Internauci krytykują spot Trzaskowskiego
Krytycznie o spocie wypowiedzieli się internauci, którzy zwrócili uwagę na to, że Trzaskowski do tej pory nie przedstawił programu wyborczego, a przez prawie 2 lata rządów w Warszawie, spełnił zaledwie kilka z kilkudziesięciu złożonych warszawiakom obietnic.
Rafał, a jaki jest Twój program? Może się w końcu pochwalisz? Chętnie posłuchamy.
Panie Rafale, trochę tak samo jest z Pana zwolennikami wobec @__Lewica i @RobertBiedron ws. II tury. Niech Pan się też nad tym zastanawia!
Tak, kogoś, kto spełnił większość swoich obietnic, ma zastąpić ktoś, kto jako minister, poseł i europoseł nie dokonał niczego, a jako prezydent miasta notorycznie kłamie ws. własnych zapowiedzi, powtarzanych regularnie przez polityków PO od 2006 roku. Przekaz dla ograniczonych.
1) Kandydat Rafał Trzaskowski traktuje państwo jak firmę. To już oficjalne. 2) Kandydat Trzaskowski nie ma programu, ale sprawdza programy innych. Fajnie. 3) I to kandydat, który nie zrealizował 93 proc. swoich obietnic jako prezydent Warszawy. 4) Niezły pomysł, piękne zdjęcia.
Sztab Dudy powinien nakręcić jak jemu się udało zrealizować ,bo miał odpowiednich ludzi którzy nie tylko brali ,ale i sami podsuwali pomysły.Tutaj petenci jak w carskiej Rosji wraz z scenografią i charakteryzacją.

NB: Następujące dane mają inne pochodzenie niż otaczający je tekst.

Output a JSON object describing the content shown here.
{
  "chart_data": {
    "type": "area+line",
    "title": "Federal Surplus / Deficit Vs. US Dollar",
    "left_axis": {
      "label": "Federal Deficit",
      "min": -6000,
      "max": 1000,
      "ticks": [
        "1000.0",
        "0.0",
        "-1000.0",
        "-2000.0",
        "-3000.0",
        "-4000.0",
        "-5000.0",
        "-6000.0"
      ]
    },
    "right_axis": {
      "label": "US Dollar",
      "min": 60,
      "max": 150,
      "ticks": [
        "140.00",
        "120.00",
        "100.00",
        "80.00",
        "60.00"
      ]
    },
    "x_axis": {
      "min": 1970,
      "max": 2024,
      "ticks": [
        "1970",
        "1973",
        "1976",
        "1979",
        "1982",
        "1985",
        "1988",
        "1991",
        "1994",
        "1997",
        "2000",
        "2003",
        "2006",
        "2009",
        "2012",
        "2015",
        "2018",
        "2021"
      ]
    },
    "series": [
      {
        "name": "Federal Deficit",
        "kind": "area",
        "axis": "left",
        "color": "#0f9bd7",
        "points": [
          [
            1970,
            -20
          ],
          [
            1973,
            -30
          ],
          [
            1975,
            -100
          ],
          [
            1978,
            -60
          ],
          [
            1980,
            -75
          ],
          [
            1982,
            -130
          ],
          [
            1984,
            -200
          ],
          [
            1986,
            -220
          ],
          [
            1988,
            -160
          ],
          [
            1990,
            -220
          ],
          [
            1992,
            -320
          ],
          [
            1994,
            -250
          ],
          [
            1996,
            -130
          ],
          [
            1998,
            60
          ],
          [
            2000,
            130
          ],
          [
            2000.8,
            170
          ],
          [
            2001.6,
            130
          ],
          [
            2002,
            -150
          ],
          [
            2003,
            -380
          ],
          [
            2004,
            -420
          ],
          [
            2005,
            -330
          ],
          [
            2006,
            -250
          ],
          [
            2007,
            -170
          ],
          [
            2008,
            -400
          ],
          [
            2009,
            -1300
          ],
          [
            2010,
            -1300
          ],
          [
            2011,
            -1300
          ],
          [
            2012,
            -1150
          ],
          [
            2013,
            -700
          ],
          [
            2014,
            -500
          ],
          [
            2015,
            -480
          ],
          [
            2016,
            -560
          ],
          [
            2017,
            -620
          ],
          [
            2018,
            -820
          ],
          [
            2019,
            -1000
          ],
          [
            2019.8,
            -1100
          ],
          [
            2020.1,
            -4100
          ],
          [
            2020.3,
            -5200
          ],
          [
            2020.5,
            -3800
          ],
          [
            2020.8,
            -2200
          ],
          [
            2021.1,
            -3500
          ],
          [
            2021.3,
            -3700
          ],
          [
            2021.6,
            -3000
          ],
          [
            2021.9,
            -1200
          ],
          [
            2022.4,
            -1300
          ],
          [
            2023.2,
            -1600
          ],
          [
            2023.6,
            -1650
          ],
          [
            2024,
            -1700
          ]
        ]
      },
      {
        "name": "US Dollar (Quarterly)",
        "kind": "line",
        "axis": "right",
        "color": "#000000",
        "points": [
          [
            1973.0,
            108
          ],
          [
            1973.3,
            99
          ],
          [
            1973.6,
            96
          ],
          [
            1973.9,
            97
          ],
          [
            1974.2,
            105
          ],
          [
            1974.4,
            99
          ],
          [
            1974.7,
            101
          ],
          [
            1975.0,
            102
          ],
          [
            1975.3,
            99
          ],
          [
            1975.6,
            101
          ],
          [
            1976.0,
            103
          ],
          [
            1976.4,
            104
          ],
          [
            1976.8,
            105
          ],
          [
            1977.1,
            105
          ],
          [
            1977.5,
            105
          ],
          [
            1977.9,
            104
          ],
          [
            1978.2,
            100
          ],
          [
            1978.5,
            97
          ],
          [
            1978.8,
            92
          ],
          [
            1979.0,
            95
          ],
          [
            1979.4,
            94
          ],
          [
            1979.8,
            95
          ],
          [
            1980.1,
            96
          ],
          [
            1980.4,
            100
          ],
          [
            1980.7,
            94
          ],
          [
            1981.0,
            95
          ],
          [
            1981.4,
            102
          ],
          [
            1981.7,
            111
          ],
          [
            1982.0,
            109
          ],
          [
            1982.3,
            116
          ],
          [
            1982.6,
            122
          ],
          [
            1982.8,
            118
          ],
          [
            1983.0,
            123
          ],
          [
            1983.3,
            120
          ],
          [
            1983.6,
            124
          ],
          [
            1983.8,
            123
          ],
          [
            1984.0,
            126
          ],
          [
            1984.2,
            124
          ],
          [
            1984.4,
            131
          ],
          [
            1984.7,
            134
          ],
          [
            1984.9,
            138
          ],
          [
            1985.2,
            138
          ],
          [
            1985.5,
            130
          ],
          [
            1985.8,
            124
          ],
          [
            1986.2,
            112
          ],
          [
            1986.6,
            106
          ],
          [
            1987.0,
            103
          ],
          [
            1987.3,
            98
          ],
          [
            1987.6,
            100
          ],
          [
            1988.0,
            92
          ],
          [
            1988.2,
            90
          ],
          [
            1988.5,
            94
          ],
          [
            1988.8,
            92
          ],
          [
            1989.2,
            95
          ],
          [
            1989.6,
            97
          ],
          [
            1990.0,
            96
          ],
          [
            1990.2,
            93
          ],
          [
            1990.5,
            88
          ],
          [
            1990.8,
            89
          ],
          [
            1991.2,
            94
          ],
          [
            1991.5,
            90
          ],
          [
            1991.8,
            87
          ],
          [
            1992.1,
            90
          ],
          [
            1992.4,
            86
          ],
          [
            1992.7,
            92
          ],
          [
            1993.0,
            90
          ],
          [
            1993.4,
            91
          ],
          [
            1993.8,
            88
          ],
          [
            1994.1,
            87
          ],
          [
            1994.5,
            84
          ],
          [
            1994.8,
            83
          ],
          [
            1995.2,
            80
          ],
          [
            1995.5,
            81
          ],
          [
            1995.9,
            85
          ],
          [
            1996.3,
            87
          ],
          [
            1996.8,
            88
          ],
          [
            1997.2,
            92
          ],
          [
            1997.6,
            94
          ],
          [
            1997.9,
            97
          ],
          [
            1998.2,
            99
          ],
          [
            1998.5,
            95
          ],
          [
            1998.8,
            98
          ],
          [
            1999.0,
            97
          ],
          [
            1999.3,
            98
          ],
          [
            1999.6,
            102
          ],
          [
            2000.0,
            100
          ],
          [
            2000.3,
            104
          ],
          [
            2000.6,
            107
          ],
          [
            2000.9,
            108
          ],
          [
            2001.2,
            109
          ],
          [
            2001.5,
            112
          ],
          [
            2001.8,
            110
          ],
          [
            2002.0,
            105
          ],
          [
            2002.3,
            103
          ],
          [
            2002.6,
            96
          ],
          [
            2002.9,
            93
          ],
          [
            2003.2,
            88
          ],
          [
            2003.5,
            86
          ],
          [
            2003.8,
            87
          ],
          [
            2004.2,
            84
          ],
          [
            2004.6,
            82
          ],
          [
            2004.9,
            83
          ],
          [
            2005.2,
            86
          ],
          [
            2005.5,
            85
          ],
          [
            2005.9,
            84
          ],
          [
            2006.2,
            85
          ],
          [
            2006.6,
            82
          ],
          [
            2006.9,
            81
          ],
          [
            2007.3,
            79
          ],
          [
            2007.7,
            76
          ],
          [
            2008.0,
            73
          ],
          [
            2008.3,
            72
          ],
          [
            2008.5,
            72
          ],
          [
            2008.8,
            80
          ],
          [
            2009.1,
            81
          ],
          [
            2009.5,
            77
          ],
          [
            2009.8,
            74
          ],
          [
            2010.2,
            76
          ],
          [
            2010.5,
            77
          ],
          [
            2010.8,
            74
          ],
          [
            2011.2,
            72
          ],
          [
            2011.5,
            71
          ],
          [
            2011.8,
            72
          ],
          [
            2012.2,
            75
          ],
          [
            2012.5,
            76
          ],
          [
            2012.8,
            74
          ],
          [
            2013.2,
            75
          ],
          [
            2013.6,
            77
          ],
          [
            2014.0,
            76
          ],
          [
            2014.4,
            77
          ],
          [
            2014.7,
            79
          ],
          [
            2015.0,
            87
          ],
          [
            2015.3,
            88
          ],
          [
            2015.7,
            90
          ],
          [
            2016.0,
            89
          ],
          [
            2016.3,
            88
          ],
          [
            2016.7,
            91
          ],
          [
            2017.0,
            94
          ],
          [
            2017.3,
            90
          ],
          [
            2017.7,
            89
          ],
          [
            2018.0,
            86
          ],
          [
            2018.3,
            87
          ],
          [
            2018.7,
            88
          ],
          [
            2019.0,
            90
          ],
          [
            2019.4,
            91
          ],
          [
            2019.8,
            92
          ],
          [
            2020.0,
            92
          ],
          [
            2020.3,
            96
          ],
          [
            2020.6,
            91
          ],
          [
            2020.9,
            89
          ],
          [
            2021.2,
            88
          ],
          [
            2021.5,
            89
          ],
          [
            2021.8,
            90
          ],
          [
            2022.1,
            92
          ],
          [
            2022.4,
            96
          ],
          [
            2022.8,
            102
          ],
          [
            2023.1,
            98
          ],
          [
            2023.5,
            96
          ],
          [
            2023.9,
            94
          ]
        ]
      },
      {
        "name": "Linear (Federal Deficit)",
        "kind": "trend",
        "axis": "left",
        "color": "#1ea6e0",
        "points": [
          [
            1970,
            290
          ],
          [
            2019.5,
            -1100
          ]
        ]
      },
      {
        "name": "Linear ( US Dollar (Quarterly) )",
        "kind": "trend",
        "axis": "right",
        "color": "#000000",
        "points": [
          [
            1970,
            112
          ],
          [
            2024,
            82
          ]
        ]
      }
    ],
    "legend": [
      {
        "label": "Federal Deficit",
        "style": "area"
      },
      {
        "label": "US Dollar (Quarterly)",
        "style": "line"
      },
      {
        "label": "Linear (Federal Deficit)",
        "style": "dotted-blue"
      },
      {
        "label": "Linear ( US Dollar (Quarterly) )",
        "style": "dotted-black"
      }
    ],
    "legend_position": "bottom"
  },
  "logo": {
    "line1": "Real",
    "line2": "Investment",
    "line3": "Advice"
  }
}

Naprawdę nie ma Pan do zaoferowania nic więcej? Był pan słabym wiceministrem MSZ (pamięta pan jak G. Schetyna musiał prostować pana wypowiedzi?), obecnie nie sprawdza się jako Prezydent Warszawy (vide: Czajka). Jazgot medialny, jawne kłamstwa czy krytykanctwo to słabe argumenty.